Oxidation states indicate the degree of oxidation of an atom within a compound or ion. In coordination compounds, determining the oxidation state of the central metal is crucial, as it influences the chemical properties and reactivity of the compound. To determine the oxidation state:

• Calculate the overall charge of the complex by summing up the charges of all ligands and the central metal. Generally, the charge of the entire complex is denoted next to it in parentheses.
• For each ligand, use known charges (e.g., \( -1 \) for chloride, neutral for ammonia).
• Deduce the oxidation state of the central metal by balancing the overall charge.

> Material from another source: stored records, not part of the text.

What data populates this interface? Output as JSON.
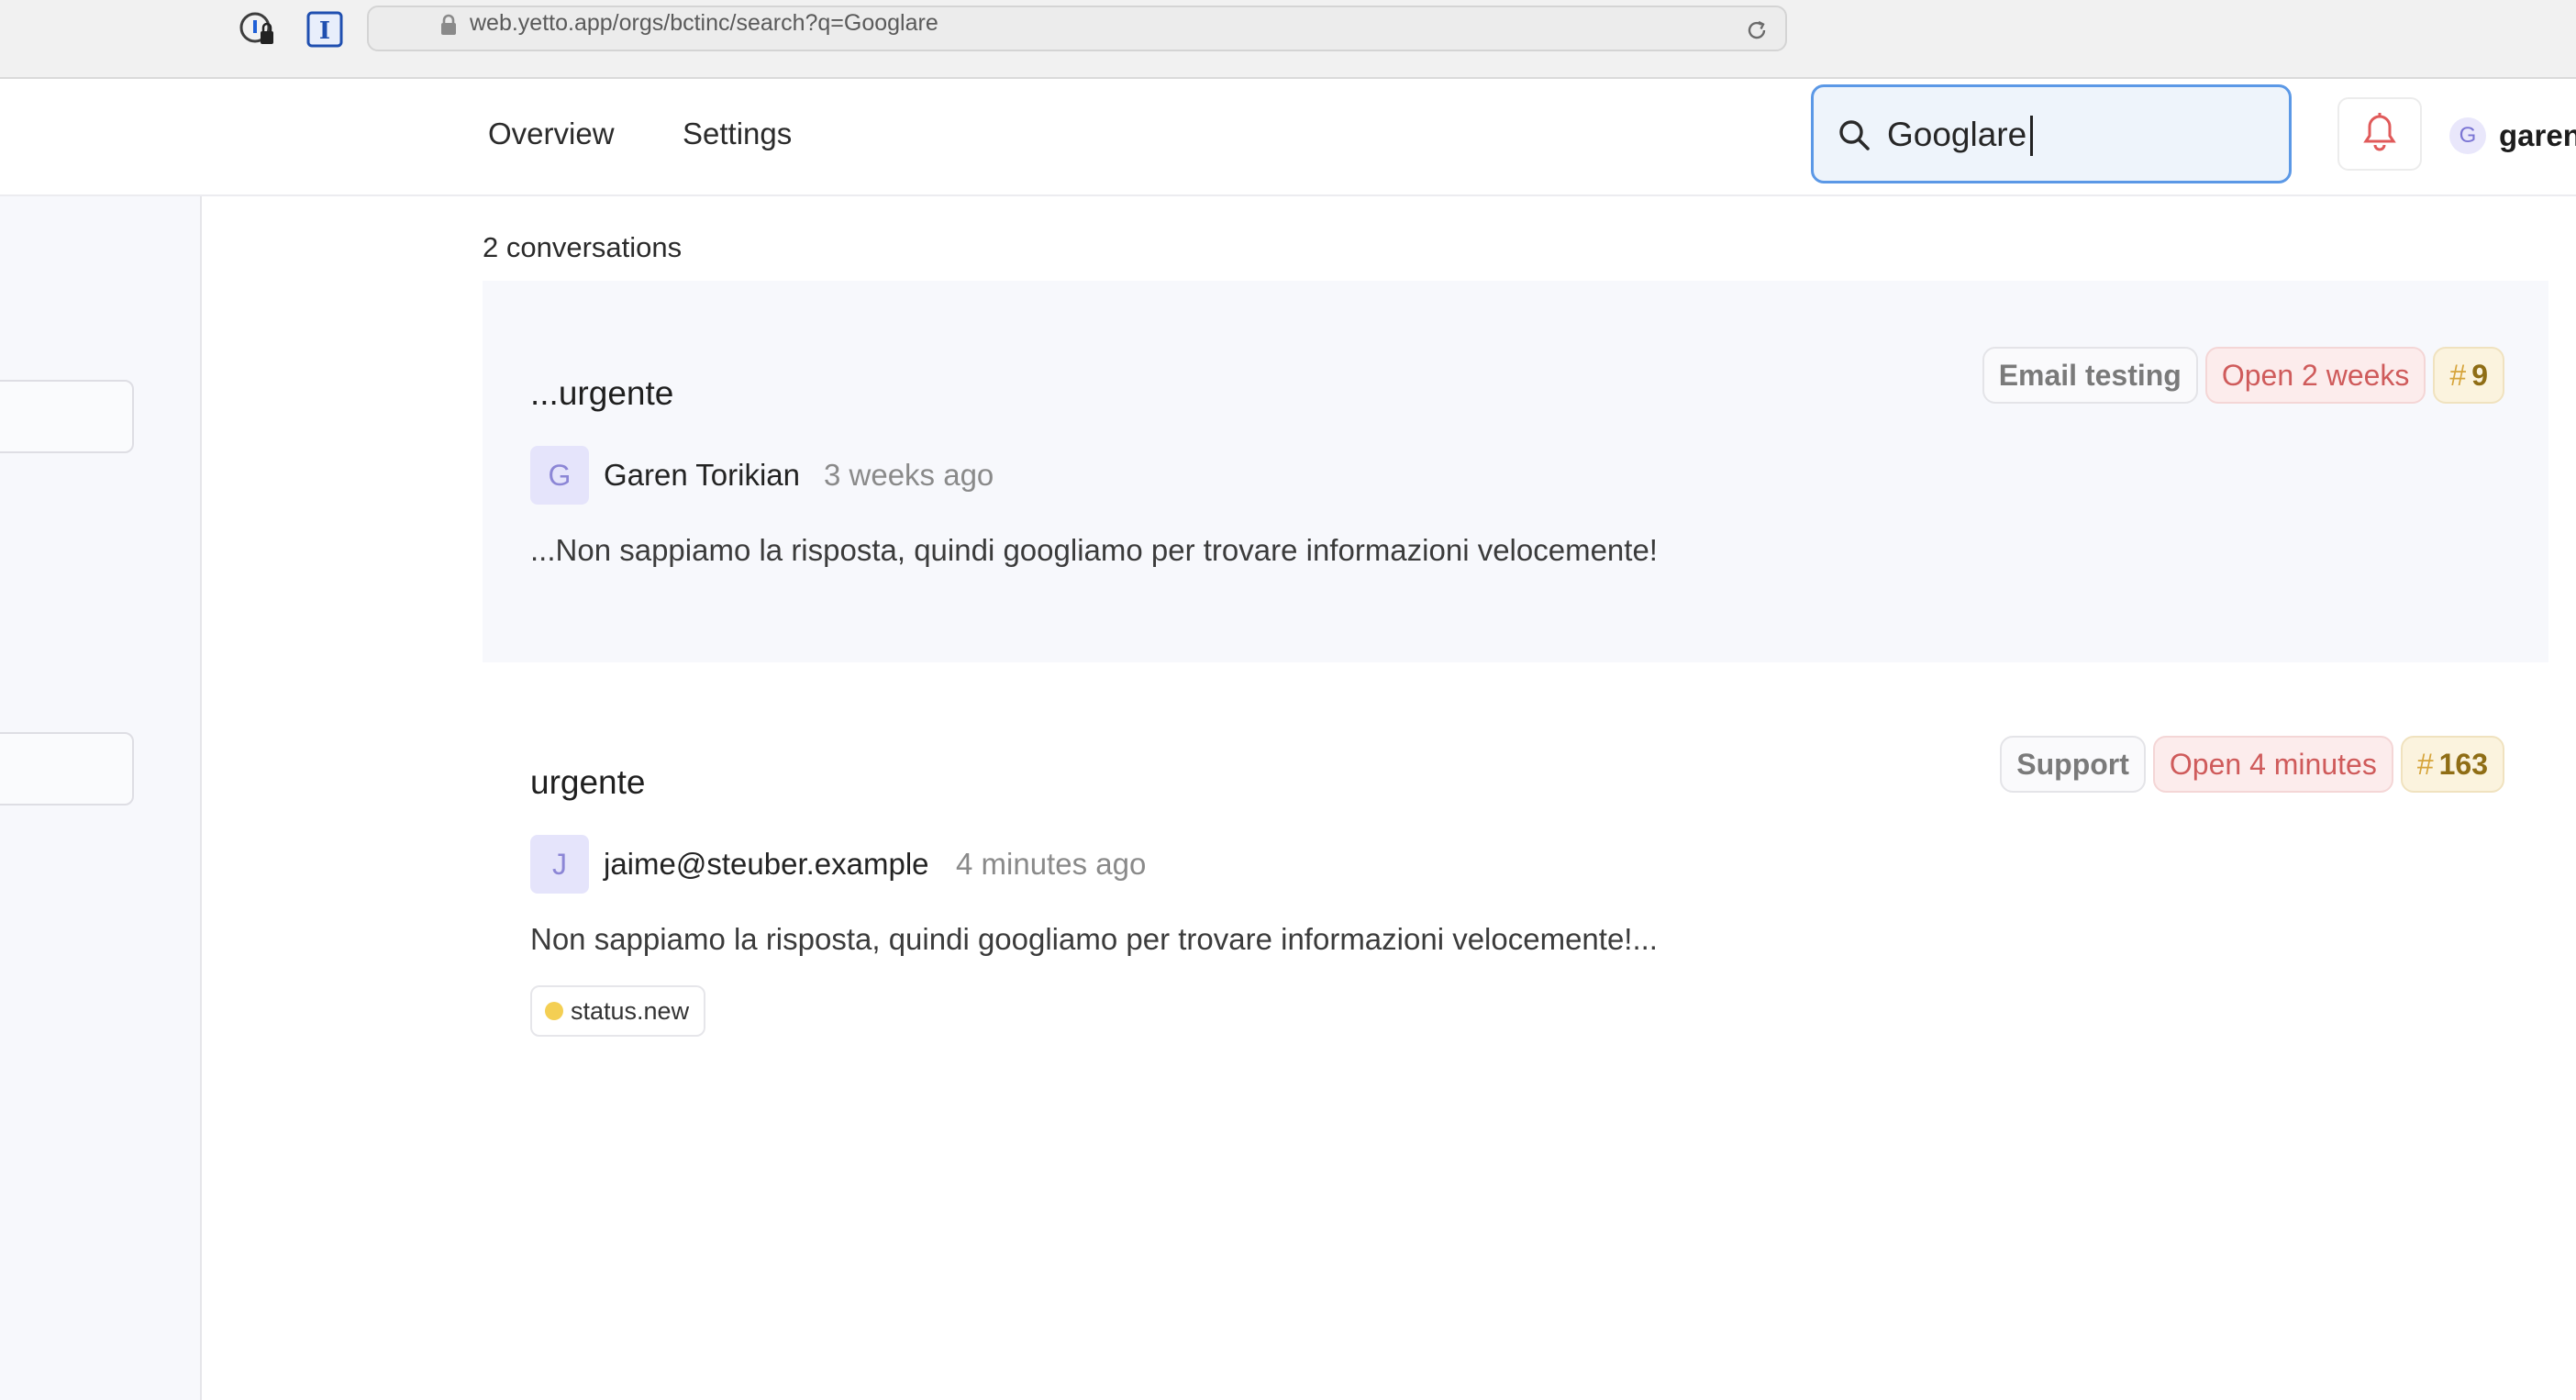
{
  "browser": {
    "url_text": "web.yetto.app/orgs/bctinc/search?q=Googlare",
    "extension_icons": [
      "password-manager-icon",
      "instapaper-icon"
    ]
  },
  "nav": {
    "items": [
      {
        "label": "Overview"
      },
      {
        "label": "Settings"
      }
    ]
  },
  "search": {
    "value": "Googlare"
  },
  "user": {
    "avatar_initial": "G",
    "name": "garen"
  },
  "results": {
    "count_label": "2 conversations",
    "conversations": [
      {
        "title": "...urgente",
        "inbox": "Email testing",
        "status": "Open 2 weeks",
        "number_hash": "#",
        "number": "9",
        "author_initial": "G",
        "author": "Garen Torikian",
        "time_ago": "3 weeks ago",
        "snippet": "...Non sappiamo la risposta, quindi googliamo per trovare informazioni velocemente!",
        "tags": []
      },
      {
        "title": "urgente",
        "inbox": "Support",
        "status": "Open 4 minutes",
        "number_hash": "#",
        "number": "163",
        "author_initial": "J",
        "author": "jaime@steuber.example",
        "time_ago": "4 minutes ago",
        "snippet": "Non sappiamo la risposta, quindi googliamo per trovare informazioni velocemente!...",
        "tags": [
          {
            "label": "status.new",
            "color": "#f4cf53"
          }
        ]
      }
    ]
  },
  "colors": {
    "accent_focus": "#5b98e6",
    "open_status": "#cf5b5b",
    "number_badge": "#8f6d15",
    "card_highlight": "#f7f8fc"
  }
}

Understanding oxidation states is essential for predicting how coordination compounds will interact in chemical reactions, and it is an important factor in the nomenclature of these compounds.

Coordination Compounds

Coordination compounds form when metal ions bond to ligands through coordination bonds. These compounds are central to coordination chemistry, where the metal atom acts as the coordination center. The ligands, which are ions or molecules capable of donating an electron pair, surround this center. Coordination compounds are characterized by:

• A central metal ion, termed as the coordination center, often a transition metal due to its ability to accommodate multiple bonds.
• Coordination numbers, which refer to the number of bonds formed between the central metal and its ligands. These determine the geometry, which can be octahedral, tetrahedral, or square planar, depending on the number and arrangement of ligands.
• Diverse properties and applications, such as catalysis, biological systems (e.g., hemoglobin), and material science (e.g., pigments).

Gaining a strong understanding of coordination compounds is critical in grasping their wide-ranging applications and functionality in various chemical contexts.

IUPAC Nomenclature

The IUPAC nomenclature provides a systematic way of naming chemical compounds, including coordination compounds, ensuring consistency across the scientific community. This system is essential for clear communication in chemistry. The rules for naming coordination compounds according to IUPAC include:

• List ligands alphabetically before the central metal. Ligands can be anionic, neutral, or cationic, and have corresponding naming conventions, like 'ammine' for ammonia, or 'cyano' for cyanide.
• The name of the metal follows the ligands, and if in a complex anion, it ends in '-ate'. Include the oxidation state in Roman numerals.
• If a compound has a cationic part and an anionic counterpart, the cation is named first.

These rules allow for the construction of a systematic name that reflects the composition and structure of the compound, invaluable for scientists and students in identifying and discussing chemical substances.